Unlike high paid factory workers of the past, young professionals also grow the economy by being creators of new businesses and, where they are concentrated, attracting businesses. Those new businesses, just as those created by the immigrants Sugrue celebrates, create new jobs for more than knowledge workers. In addition, unlike high paid factory workers of the past who moved to where the jobs were, increasingly knowledge-based employers are moving to where the talent is. Talent being the most important asset to their enterprise and in the shortest supply.
Where talent concentrates you get more job creation. In a New York Times column entitled “Teach Your Neighbors Well”, Edward Glaser writes that the unemployment rate for all was lower in metropolitan areas with the highest proportion of adults with a four year degree or more. So the more college educated the region the lower the unemployment rate is for those without a college degree.
As Don Grimes and I laid out in our The New Path to Prosperity report all the job growth in America from 1990-2011 came in services. And the high wage growth was concentrated in knowledge-based services. Over those two decades manufacturing lost nearly six million jobs while knowledge-based services added more than 16 million jobs and other private services added 22 million jobs. Its almost certain these trends will accelerate, not reverse.

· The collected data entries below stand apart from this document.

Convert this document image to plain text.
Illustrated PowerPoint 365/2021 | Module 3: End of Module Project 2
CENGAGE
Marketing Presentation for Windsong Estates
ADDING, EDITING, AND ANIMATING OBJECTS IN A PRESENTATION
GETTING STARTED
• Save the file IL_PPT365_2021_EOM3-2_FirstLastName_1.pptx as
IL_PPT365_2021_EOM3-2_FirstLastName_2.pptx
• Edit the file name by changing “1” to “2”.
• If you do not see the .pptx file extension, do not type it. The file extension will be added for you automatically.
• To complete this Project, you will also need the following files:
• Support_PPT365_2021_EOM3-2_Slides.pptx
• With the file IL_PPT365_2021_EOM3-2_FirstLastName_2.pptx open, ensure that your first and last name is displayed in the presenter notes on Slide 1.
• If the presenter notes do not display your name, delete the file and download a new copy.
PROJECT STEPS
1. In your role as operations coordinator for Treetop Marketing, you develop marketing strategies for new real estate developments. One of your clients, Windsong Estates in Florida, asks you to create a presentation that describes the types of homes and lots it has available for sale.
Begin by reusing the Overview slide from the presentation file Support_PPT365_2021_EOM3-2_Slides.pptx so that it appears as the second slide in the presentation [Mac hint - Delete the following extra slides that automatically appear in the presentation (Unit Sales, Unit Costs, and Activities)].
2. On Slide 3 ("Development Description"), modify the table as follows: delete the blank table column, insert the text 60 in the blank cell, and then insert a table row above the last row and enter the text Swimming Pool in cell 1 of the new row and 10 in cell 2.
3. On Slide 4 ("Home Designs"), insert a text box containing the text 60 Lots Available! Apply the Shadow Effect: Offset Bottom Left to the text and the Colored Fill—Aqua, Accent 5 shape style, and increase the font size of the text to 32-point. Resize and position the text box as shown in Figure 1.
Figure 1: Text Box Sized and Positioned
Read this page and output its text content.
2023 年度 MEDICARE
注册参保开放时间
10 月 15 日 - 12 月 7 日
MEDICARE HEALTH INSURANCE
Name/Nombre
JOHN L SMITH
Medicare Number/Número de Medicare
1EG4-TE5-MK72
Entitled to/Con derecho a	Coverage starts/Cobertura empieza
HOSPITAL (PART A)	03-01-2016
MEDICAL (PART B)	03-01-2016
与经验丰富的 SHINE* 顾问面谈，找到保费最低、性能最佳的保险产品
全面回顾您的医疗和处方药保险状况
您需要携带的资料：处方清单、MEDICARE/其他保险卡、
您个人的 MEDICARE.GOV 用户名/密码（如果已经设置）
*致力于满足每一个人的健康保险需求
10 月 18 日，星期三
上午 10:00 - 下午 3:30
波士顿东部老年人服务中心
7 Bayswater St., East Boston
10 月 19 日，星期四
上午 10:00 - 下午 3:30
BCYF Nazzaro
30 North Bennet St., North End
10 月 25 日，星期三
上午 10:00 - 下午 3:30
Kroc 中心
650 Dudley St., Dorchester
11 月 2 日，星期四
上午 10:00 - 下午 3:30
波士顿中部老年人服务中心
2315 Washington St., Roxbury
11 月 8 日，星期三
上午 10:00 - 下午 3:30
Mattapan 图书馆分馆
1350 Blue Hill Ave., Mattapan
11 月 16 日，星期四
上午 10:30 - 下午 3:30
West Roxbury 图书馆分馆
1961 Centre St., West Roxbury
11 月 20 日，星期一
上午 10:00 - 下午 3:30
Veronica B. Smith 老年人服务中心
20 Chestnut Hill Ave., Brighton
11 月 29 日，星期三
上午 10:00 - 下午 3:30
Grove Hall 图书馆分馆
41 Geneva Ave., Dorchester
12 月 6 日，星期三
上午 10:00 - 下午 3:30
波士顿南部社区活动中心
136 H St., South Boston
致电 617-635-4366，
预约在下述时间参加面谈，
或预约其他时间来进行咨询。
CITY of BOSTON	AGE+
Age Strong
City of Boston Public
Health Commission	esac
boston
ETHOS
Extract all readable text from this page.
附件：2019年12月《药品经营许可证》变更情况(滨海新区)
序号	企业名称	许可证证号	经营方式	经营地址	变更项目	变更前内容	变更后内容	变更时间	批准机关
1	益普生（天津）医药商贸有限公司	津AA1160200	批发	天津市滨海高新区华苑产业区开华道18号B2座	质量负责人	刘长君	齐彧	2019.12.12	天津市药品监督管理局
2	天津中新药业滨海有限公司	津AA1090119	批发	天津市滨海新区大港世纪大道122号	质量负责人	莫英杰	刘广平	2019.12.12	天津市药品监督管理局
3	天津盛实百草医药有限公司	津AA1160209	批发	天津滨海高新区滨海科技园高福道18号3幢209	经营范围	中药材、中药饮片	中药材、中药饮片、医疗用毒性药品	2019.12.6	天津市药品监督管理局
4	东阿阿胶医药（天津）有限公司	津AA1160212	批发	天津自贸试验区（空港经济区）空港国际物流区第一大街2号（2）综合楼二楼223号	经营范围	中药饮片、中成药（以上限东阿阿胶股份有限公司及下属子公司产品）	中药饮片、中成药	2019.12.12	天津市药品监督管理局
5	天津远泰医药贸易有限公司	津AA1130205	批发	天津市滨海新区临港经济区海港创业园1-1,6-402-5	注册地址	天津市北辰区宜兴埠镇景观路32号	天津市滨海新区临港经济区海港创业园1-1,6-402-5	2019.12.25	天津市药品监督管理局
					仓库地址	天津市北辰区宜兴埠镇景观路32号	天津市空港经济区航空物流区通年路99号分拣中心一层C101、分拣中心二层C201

These are the sectors that retaining and attracting college educated Millennials will help grow. They are the growing sectors of the economy that Sugrue wants to train city residents for. Regions with vibrant central cities that are attractive places for mobile young talent will have more of those jobs than those who don’t. That is why retaining and attracting young talent should be an economic development priority for the city, region and state.